Maintenant, le projet de loi 23 vient élargir ce critère à une situation où il existe un danger.

Une demande d’accès à l’information de Radio-Canada a permis d’obtenir les données sur l’utilisation des gardes préventives en Mauricie et dans le Centre-du-Québec.

Par exemple, un homme atteint de schizophrénie dont on signale que l'état se détériore, mais qui ne représente pas nécessairement un danger immédiat, pourra être transporté contre son gré à l'hôpital.

Depuis deux ans, ce genre d’intervention semble être en baisse dans la région.

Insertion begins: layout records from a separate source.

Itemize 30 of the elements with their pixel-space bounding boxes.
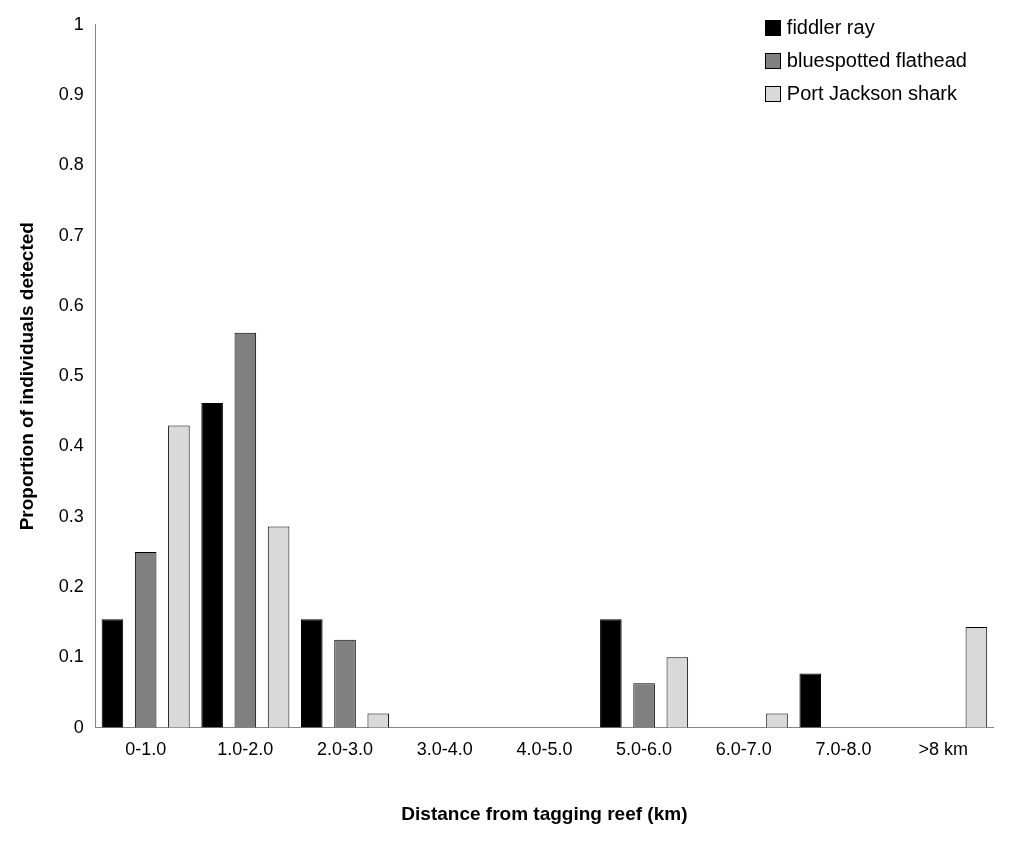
- y-tick-label: 1: [73, 13, 84, 34]
- legend-label: fiddler ray: [786, 16, 875, 39]
- x-tick-label: 0-1.0: [125, 739, 167, 760]
- bar: [201, 402, 223, 728]
- y-tick-label: 0.4: [58, 435, 84, 456]
- y-tick-label: 0.6: [58, 294, 84, 315]
- x-tick-label: 5.0-6.0: [616, 739, 673, 760]
- y-tick-label: 0.1: [58, 646, 84, 667]
- bar: [301, 619, 323, 728]
- y-tick-label: 0.3: [58, 505, 84, 526]
- y-tick-label: 0.7: [58, 224, 84, 245]
- y-axis-title: Proportion of individuals detected: [15, 222, 37, 531]
- x-axis-title: Distance from tagging reef (km): [401, 802, 688, 824]
- legend-label: Port Jackson shark: [786, 82, 957, 105]
- bar: [101, 619, 124, 728]
- y-tick-label: 0.5: [58, 365, 84, 386]
- y-tick-label: 0.2: [58, 576, 84, 597]
- x-tick-label: >8 km: [918, 739, 968, 760]
- x-tick-label: 4.0-5.0: [516, 739, 573, 760]
- y-tick-label: 0: [73, 716, 84, 737]
- x-tick-label: 2.0-3.0: [317, 739, 374, 760]
- x-tick-label: 6.0-7.0: [715, 739, 772, 760]
- y-tick-label: 0.8: [58, 154, 84, 175]
- x-tick-label: 7.0-8.0: [815, 739, 872, 760]
- bar: [600, 619, 622, 728]
- y-tick-label: 0.9: [58, 84, 84, 105]
- legend-label: bluespotted flathead: [786, 49, 967, 72]
- x-tick-label: 1.0-2.0: [217, 739, 274, 760]
- bar: [799, 673, 822, 728]
- x-tick-label: 3.0-4.0: [416, 739, 473, 760]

En vertu de la loi P-38, avant sa modification, tout médecin exerçant auprès d’un tel établissement peut, malgré l’absence de consentement, sans autorisation du tribunal et sans qu’un examen psychiatrique ait été effectué, mettre une personne sous garde préventive dans une installation maintenue par cet établissement pendant au plus soixante-douze heures, s’il est d’avis que l’état mental de cette personne présente un danger grave et immédiat pour elle-même ou pour autrui

Attention à la stigmatisation de la schizophrénie

Mais, selon la psychologue spécialisée dans les troubles psychotiques Tania Lecomte, il existe un risque que les troubles mentaux de Philippe Benoît et les actes violents dont il a été accusé soient mis en cause pour stigmatiser les personnes qui souffrent de schizophrénie.

Elle affirme que c’est environ 4 % des personnes atteintes de cette maladie qui sont violents, ce pourcentage tombe à moins de 1 % si on compte les crimes violents, comme les homicides.

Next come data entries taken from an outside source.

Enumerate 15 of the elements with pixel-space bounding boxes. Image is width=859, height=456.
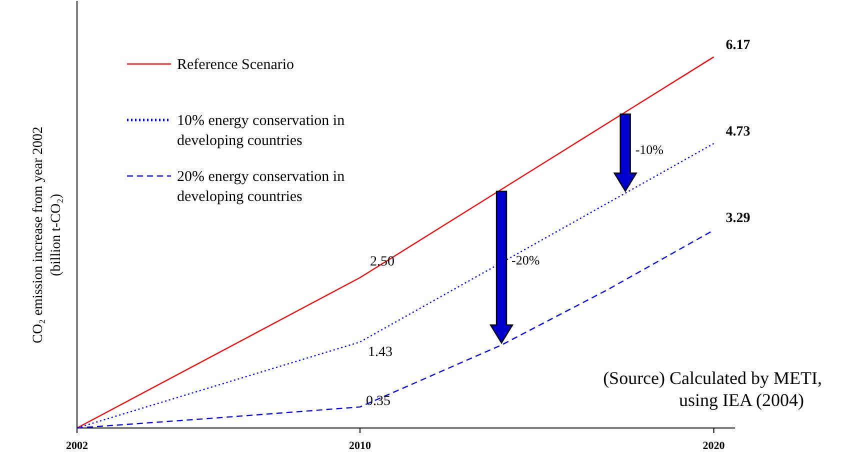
x-tick-label: 2002 xyxy=(66,440,88,452)
data-label: 1.43 xyxy=(368,345,393,360)
y-axis-title: CO₂ emission increase from year 2002 (billion t-CO₂) xyxy=(31,126,64,344)
legend-label: 20% energy conservation in developing countries xyxy=(177,169,346,205)
legend-label: 10% energy conservation in developing countries xyxy=(177,113,346,149)
data-label: 4.73 xyxy=(726,124,750,140)
x-tick-label: 2020 xyxy=(702,440,726,452)
annotation: -10% xyxy=(635,142,664,157)
data-label: 6.17 xyxy=(726,38,750,53)
legend-label: Reference Scenario xyxy=(177,57,294,73)
annotation: (Source) Calculated by METI, using IEA (2004) xyxy=(603,368,822,410)
data-label: 3.29 xyxy=(726,211,750,226)
x-tick-label: 2010 xyxy=(349,440,372,452)
annotation: -20% xyxy=(512,252,540,268)
data-label: 0.35 xyxy=(366,394,391,409)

Les personnes qui ont un diagnostic de trouble psychotique sont vraiment plus à risque d'être victimes de violence. On en parle très peu, mais on sait que, très souvent c'est des personnes qui ont trois à quatre fois plus de risques d'avoir été victimes de violence physique ou sexuelle au cours de leur vie, à l'enfance en particulier, mais même par la suite, affirme-t-elle en entrevue à l’émission Fin PM

Elle indique que les personnes à l’état mental perturbé agissent souvent sans malice. 

La plupart du temps, il s'agit davantage de comportements où la personne a l'impression d'être attaquée et elle se défend parce qu'elle est persuadée que des monstres ou quelqu'un veut lui faire du tort. Donc c'est souvent plus une réaction pratiquement de survie, et non pas de préméditation, ajoute-t-elle.

Avec la médication et la thérapie, Mme Lecomte indique qu’une personne atteinte de schizophrénie peut vivre une vie normale avec une carrière, des relations et une famille.